Reinforcement Learning for Ambidextrous Bimanual Manipulation via Morphological Symmetry

Published: 25 Jun 2025, Last Modified: 25 Jun 2025Dex-RSS-25EveryoneRevisionsBibTeXCC BY 4.0
Keywords: Bimanual Dexterous Manipulation, Sim-to-Real Transfer, Reinforcement Learning
Abstract: Humans naturally exhibit bilateral symmetry in their gross manipulation skills, effortlessly mirroring simple actions between left and right hands. Bimanual robots—which also feature bilateral symmetry—should similarly exploit this property to perform tasks with either hand. Unlike humans, who often favor a dominant hand for fine dexterous skills, robots should ideally execute ambidextrous manipulation with equal proficiency. To this end, we introduce SYMDEX (SYMmetric DEXterity), a reinforcement learning framework for ambidextrous bi-manipulation that leverages the robot's inherent bilateral symmetry as an inductive bias. SYMDEX decomposes complex bimanual manipulation tasks into per-hand subtasks and trains dedicated policies for each. By exploiting bilateral symmetry via equivariant neural networks, experience from one arm is inherently leveraged by the opposite arm. We then distill the subtask policies into a global ambidextrous policy that is independent of the hand-task assignment.
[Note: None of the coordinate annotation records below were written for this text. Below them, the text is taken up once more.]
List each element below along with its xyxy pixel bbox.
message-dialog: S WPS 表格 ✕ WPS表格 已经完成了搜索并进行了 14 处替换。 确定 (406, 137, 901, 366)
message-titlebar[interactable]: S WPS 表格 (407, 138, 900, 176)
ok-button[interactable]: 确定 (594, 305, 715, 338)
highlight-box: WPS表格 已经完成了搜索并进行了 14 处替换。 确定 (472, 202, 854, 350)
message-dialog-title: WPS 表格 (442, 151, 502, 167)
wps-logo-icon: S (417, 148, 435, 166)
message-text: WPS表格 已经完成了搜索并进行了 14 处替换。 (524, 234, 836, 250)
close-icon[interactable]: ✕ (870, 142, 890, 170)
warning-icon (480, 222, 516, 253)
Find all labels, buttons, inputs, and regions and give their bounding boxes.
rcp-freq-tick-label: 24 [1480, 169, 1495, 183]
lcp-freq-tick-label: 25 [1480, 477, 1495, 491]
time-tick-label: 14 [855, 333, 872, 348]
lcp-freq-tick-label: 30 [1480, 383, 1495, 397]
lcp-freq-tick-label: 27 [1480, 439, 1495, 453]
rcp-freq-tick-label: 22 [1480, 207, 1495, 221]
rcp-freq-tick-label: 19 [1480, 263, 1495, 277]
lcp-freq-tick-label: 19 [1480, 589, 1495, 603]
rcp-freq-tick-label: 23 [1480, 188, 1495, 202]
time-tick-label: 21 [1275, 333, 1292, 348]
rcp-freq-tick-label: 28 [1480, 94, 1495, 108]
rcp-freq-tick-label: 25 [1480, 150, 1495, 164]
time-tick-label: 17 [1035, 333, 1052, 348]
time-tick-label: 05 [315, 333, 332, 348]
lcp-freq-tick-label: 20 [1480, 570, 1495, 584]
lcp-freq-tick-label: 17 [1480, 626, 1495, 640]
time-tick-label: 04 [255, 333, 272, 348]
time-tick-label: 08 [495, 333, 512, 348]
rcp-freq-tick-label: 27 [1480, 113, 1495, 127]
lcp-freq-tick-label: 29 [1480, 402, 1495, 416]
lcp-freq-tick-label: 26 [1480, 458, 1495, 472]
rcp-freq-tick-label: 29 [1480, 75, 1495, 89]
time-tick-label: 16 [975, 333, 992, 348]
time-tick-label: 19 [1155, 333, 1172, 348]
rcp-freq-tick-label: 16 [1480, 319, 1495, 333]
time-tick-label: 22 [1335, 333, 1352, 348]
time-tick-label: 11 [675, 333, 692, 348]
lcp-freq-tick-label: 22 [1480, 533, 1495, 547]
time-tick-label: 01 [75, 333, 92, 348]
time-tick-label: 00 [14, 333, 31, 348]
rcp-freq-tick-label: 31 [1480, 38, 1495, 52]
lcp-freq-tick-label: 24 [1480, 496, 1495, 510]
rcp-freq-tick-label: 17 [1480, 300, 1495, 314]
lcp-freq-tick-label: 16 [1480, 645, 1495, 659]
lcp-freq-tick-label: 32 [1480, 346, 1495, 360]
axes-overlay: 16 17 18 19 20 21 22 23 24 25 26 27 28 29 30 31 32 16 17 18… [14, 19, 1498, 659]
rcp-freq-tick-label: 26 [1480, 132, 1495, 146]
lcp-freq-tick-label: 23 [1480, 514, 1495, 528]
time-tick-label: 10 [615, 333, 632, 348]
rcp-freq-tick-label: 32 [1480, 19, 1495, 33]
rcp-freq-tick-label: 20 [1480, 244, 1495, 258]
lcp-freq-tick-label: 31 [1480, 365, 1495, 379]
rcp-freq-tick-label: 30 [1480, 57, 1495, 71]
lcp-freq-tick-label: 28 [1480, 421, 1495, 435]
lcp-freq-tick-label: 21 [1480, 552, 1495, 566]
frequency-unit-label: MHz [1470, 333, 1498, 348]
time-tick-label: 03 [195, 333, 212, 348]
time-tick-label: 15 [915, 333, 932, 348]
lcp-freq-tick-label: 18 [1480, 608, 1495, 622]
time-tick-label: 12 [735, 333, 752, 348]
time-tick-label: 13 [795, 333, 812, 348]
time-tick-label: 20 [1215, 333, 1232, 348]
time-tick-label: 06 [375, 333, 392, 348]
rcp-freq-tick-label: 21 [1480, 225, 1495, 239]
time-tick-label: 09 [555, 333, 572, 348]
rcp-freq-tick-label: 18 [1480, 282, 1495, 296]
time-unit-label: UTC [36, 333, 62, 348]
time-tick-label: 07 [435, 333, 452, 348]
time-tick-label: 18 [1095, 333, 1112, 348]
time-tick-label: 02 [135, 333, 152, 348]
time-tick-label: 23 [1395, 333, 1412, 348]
We evaluate SYMDEX on six challenging simulated manipulation tasks and demonstrate successful real-world deployment on two of them. Our approach strongly outperforms baselines on complex tasks in which the left and right hands perform different roles. We further demonstrate SYMDEX’s scalability by extending it to a four-arm manipulation setup, where our symmetry-aware policies enable effective multi-arm collaboration and coordination. Our results highlight how structural symmetry as an inductive bias in policy learning enhances sample efficiency, robustness, and generalization across diverse dexterous manipulation tasks.